My Cheap, Fast and Practical Quilt
We needed a new blanket for our king size bed. We had been using the quilt my grandmother made as a wedding gift 25 plus years ago and it was finally coming apart. New puffs of stuffing appeared every morning out of openings where the fabric was thin and worn.
Never fear! I was taking a quilting class from my good friend Cathy. As a result, I made a quilt for the first time using all the proper cutting and sewing techniques!
I used a disappearing nine patch pattern consisting of scrap material that I already owned supplemented with some fat quarters from the local thrift shop.
Unfortunately, since it was my first quilt I made it small, intending it for a different use. It worked for a while on the king bed, but had its disadvantages.
So I set off on my own to make a bigger quilt. My requirements were as follows.
- Cheap: It should not cost more than a store bought quilt.
- Quick: A subset of cheap. Time is money. Plus I didn’t want to wait years before it was finished.
- Practical: The quilt was not a gift and it was going to spend its life hidden between the sheet and the bedspread. I wasn’t going to knock myself out trying to craft a fabulously original design. Nor was I going to nit pick every stitch to perfection.
I decided to make a jelly roll quilt, but with my own scrap fabric (much of it left over from the previous quilt). I googled how to make a king size jelly roll quilt, and it was easy and straightforward.
I was inspired by the jelly roll quilts I have on my Pinterest page: https://www.pinterest.com/prvashaw/quilt-patterns/. I was planning on doing a cat silhouette applique like some of those designs, but decided my finished quilt was busy enough.
The one wrinkle was that I cut my strips in various lengths. Because they were not all the same length, I ended up having to do a lot of extra measuring to make sure the finished product would turn out the right size.

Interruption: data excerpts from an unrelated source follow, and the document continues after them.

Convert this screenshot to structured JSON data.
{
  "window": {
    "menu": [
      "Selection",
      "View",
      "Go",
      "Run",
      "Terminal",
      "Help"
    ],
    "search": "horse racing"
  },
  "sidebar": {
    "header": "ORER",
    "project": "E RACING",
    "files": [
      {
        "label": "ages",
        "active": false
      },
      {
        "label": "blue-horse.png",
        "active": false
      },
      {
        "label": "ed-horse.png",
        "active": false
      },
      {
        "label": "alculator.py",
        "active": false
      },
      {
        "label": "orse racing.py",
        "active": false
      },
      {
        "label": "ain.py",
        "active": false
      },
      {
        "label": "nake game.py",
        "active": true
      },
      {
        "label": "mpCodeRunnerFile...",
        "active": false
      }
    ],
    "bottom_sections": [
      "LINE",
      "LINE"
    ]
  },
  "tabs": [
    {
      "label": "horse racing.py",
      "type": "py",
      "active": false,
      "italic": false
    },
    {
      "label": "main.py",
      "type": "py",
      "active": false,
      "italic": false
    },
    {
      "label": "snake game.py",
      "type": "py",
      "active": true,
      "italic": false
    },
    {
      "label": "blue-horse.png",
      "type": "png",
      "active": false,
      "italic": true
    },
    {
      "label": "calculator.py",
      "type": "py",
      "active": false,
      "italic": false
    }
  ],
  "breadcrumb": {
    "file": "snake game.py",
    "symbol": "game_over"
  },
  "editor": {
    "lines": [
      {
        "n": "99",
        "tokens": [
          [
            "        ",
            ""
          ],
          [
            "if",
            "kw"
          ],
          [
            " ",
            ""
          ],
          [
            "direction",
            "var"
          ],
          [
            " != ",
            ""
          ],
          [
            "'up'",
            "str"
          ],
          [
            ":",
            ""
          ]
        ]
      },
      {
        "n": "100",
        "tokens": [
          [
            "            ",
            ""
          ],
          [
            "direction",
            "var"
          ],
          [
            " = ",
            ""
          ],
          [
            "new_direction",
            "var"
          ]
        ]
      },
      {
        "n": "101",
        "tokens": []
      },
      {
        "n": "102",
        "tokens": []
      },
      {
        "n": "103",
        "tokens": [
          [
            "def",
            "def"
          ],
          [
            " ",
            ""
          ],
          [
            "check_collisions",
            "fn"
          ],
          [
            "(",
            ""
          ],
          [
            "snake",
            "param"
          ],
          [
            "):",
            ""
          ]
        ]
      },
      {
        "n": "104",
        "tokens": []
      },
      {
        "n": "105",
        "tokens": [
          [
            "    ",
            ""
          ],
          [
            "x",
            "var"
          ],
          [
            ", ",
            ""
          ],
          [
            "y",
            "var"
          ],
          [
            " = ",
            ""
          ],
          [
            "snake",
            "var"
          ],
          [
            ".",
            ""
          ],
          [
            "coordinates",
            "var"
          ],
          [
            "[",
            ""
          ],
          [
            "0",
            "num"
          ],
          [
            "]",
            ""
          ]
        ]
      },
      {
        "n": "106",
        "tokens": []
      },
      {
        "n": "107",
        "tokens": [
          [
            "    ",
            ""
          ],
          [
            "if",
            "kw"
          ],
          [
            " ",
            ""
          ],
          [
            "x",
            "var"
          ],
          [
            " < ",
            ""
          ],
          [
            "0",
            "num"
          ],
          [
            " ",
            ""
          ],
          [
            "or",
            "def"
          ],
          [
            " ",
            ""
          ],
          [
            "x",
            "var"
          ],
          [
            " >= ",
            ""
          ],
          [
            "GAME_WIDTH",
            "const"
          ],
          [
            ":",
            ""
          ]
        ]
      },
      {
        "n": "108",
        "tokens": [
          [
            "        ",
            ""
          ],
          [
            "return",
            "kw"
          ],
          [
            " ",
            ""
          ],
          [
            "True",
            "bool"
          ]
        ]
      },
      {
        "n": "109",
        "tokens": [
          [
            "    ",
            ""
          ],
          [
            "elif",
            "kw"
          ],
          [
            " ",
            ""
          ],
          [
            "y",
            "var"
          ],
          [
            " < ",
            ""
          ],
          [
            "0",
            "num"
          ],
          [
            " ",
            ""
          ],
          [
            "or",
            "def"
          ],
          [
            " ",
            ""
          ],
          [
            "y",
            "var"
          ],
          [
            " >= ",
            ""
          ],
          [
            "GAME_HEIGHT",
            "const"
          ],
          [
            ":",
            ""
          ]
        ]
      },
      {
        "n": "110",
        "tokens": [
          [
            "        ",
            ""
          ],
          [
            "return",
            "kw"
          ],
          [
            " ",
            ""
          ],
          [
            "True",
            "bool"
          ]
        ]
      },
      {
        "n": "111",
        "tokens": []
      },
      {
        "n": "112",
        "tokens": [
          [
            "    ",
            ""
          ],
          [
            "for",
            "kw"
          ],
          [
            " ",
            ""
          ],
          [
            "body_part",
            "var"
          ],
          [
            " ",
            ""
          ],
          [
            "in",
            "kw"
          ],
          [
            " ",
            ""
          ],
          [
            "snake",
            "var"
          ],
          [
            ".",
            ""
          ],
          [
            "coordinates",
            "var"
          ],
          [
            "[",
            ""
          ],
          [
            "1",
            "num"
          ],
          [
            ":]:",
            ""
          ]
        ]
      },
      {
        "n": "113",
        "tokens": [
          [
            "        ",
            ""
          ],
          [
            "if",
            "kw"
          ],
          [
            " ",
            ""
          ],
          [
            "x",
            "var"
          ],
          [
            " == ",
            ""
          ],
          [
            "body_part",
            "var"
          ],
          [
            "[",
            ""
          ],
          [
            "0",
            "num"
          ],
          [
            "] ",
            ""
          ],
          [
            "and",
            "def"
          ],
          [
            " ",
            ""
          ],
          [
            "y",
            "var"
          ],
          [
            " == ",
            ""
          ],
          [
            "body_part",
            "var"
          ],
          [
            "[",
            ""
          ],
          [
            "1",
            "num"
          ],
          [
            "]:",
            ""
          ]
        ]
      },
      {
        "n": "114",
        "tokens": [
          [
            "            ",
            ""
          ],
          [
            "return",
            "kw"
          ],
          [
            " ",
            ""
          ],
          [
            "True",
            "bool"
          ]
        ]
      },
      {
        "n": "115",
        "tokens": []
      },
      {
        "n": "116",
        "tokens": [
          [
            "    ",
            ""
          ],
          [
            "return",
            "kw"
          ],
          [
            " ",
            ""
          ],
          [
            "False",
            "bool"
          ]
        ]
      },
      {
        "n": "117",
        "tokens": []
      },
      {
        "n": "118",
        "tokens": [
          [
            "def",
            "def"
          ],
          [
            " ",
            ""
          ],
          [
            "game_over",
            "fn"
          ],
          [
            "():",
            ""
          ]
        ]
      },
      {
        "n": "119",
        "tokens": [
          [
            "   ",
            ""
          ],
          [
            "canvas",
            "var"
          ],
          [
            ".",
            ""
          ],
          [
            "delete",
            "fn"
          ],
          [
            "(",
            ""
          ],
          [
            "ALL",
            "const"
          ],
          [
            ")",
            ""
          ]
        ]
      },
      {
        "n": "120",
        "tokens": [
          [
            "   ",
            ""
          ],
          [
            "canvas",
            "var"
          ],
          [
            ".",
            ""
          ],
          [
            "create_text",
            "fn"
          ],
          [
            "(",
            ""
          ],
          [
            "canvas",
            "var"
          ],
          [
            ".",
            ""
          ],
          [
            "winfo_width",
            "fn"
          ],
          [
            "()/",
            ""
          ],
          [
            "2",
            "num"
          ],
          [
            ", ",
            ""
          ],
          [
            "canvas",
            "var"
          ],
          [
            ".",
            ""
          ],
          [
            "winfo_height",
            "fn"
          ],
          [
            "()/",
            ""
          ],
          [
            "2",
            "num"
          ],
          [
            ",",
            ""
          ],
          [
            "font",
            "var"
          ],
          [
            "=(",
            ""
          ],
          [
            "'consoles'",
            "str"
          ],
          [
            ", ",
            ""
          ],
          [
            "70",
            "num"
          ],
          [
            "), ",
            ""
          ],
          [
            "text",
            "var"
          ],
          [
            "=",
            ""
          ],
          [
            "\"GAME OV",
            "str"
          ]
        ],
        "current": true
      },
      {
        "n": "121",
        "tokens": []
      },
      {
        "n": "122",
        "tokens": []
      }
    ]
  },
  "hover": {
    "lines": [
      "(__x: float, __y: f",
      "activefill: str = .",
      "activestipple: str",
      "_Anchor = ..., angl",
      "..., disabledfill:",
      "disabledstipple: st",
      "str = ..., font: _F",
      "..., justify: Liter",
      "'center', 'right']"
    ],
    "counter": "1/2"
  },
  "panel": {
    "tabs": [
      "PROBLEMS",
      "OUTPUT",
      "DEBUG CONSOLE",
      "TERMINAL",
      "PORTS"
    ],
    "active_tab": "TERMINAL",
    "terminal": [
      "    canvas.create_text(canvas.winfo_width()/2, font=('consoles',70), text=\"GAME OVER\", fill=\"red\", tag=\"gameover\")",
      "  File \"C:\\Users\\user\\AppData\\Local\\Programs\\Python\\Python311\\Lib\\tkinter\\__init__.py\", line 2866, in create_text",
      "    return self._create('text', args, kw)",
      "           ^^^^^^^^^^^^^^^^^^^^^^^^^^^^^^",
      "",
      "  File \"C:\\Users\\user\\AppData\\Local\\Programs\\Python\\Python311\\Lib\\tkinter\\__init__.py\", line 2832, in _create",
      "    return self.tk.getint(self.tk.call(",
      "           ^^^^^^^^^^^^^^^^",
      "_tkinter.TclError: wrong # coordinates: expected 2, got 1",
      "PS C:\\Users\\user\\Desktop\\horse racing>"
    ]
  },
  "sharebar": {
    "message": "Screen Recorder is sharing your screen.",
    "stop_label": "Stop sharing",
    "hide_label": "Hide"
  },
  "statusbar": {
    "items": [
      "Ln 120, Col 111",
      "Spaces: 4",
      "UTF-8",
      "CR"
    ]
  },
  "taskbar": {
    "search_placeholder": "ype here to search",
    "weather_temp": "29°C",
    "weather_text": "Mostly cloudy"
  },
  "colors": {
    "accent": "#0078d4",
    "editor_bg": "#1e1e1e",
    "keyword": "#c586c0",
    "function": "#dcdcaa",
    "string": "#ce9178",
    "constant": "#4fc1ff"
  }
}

By the time I finished I had reached all my objectives:
- Cheap: the entire quilt top was made of scraps I already had. The backing, batting and thread were bought when I had 50% off coupons.
- Fast: Because the strips were different lengths, I wasted some time measuring. Otherwise, the sewing was repetitive (which made it seem longer) but was really quick and easy.
- Practical: It fits the bed perfectly. When I’m sewing, I become aware of every tiny problem and error that gets sewn into the fabric. When I was machine quilting, my “stitch in the ditch” seemed more like “stitch back and forth across the ditch like a drunken heron.” Nevertheless when it was done, it looked much better than I expected. I washed it and have it on the bed now. Just right!
I bought four spools of gold/brown cotton thread that matched the color of the backing fabric for doing the machine quilting and binding. When I finished the last bit of sewing on the binding, this was the amount of thread I had left over:
Had to laugh at the near perfect amount of thread for the project! To be fair, there was also some leftover thread on the bobbin, but not much.
I post this quilt as encouragement to all beginning quilters. Everything on the internet looks so perfect and seems so daunting. Nevertheless, something nice and useful can still be made with a minimum of skill, money and time. Let’s see if this quilt will last us another 25 years!